Current market consensus expects that January non-farm payrolls will increase by approximately 60,000, slightly higher than the sluggish performance of only 50,000 added in December. Regarding the unemployment rate, the market expects it to remain at 4.4%, unchanged from the previous figure. Notably, the "small non-farm" ADP data released last week showed that the private sector added only 22,000 jobs in January, not only below the expected 45,000 but also hitting a new low in recent years. This data suggests that the U.S. labor market continues to be in a stagnant state of "low hiring, low layoffs."

Furthermore, this non-farm report will also include annual employment data revisions. Market consensus expects the revised data to show that U.S. job growth over the year ending March 2025 will be weaker than the preliminary results. If historical data is revised downward, it will reshape the market's perception of the health of the U.S. labor market more effectively than a single month's non-farm data, thereby influencing the Federal Reserve's policy path judgment.

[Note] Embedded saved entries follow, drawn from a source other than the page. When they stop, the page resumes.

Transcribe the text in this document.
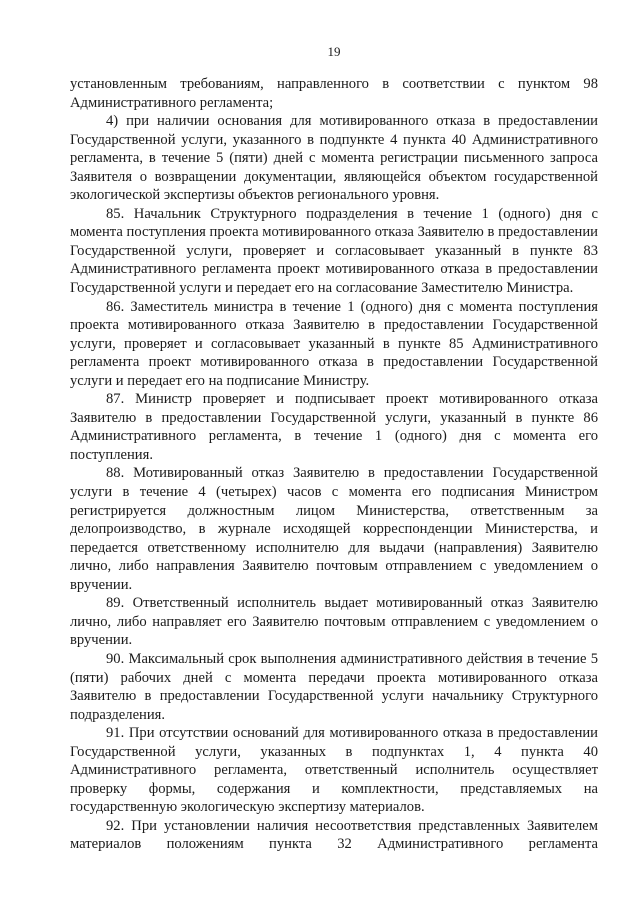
19

установленным требованиям, направленного в соответствии с пунктом 98 Административного регламента;

4) при наличии основания для мотивированного отказа в предоставлении Государственной услуги, указанного в подпункте 4 пункта 40 Административного регламента, в течение 5 (пяти) дней с момента регистрации письменного запроса Заявителя о возвращении документации, являющейся объектом государственной экологической экспертизы объектов регионального уровня.

85. Начальник Структурного подразделения в течение 1 (одного) дня с момента поступления проекта мотивированного отказа Заявителю в предоставлении Государственной услуги, проверяет и согласовывает указанный в пункте 83 Административного регламента проект мотивированного отказа в предоставлении Государственной услуги и передает его на согласование Заместителю Министра.

86. Заместитель министра в течение 1 (одного) дня с момента поступления проекта мотивированного отказа Заявителю в предоставлении Государственной услуги, проверяет и согласовывает указанный в пункте 85 Административного регламента проект мотивированного отказа в предоставлении Государственной услуги и передает его на подписание Министру.

87. Министр проверяет и подписывает проект мотивированного отказа Заявителю в предоставлении Государственной услуги, указанный в пункте 86 Административного регламента, в течение 1 (одного) дня с момента его поступления.

88. Мотивированный отказ Заявителю в предоставлении Государственной услуги в течение 4 (четырех) часов с момента его подписания Министром регистрируется должностным лицом Министерства, ответственным за делопроизводство, в журнале исходящей корреспонденции Министерства, и передается ответственному исполнителю для выдачи (направления) Заявителю лично, либо направления Заявителю почтовым отправлением с уведомлением о вручении.

89. Ответственный исполнитель выдает мотивированный отказ Заявителю лично, либо направляет его Заявителю почтовым отправлением с уведомлением о вручении.

90. Максимальный срок выполнения административного действия в течение 5 (пяти) рабочих дней с момента передачи проекта мотивированного отказа Заявителю в предоставлении Государственной услуги начальнику Структурного подразделения.

91. При отсутствии оснований для мотивированного отказа в предоставлении Государственной услуги, указанных в подпунктах 1, 4 пункта 40 Административного регламента, ответственный исполнитель осуществляет проверку формы, содержания и комплектности, представляемых на государственную экологическую экспертизу материалов.

92. При установлении наличия несоответствия представленных Заявителем материалов положениям пункта 32 Административного регламента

Additionally, the January Consumer Price Index (CPI) report, originally scheduled for release on February 11, has now been adjusted to February 13. The expected year-on-year CPI rate for January is around 2.7%, unchanged from December's data.

Although the Federal Reserve removed the phrase "inflation has risen" after its January policy meeting, recent uncertainties surrounding tariff policies and the stickiness of inflation in the service sector still keep the market vigilant about inflation prospects.

San Francisco Federal Reserve Bank President Mary Daly stated that she believes one or two more interest rate cuts are needed to address the increasingly weak labor market conditions. Daly is particularly concerned about the situation workers face, with high prices eroding wages and limited job opportunities. She pointed out that the difficulties recent college graduates face in finding jobs are a worrying indicator of labor market weakness.

Daly does not have a vote on the Federal Reserve's rate-setting committee this year, but she participates in policy meetings. Her views provide insight into the ongoing discussions among Fed officials.

Expectations of an earlier rate cut led to a significant rally in U.S. stocks last Friday. The Dow Jones Industrial Average rose 1,206 points, a gain of 2.47%, closing at 50,115 points, breaking through and closing above the 50,000-point mark for the first time. The S&P 500 index rose 1.97%, closing at 6,932 points; the Nasdaq Composite Index rose 2.18%, closing at 23,031 points.

From a chart perspective, the Dow is expected to continue rising this week. However, the Nasdaq and S&P 500 lack upward momentum and are likely to fluctuate this week.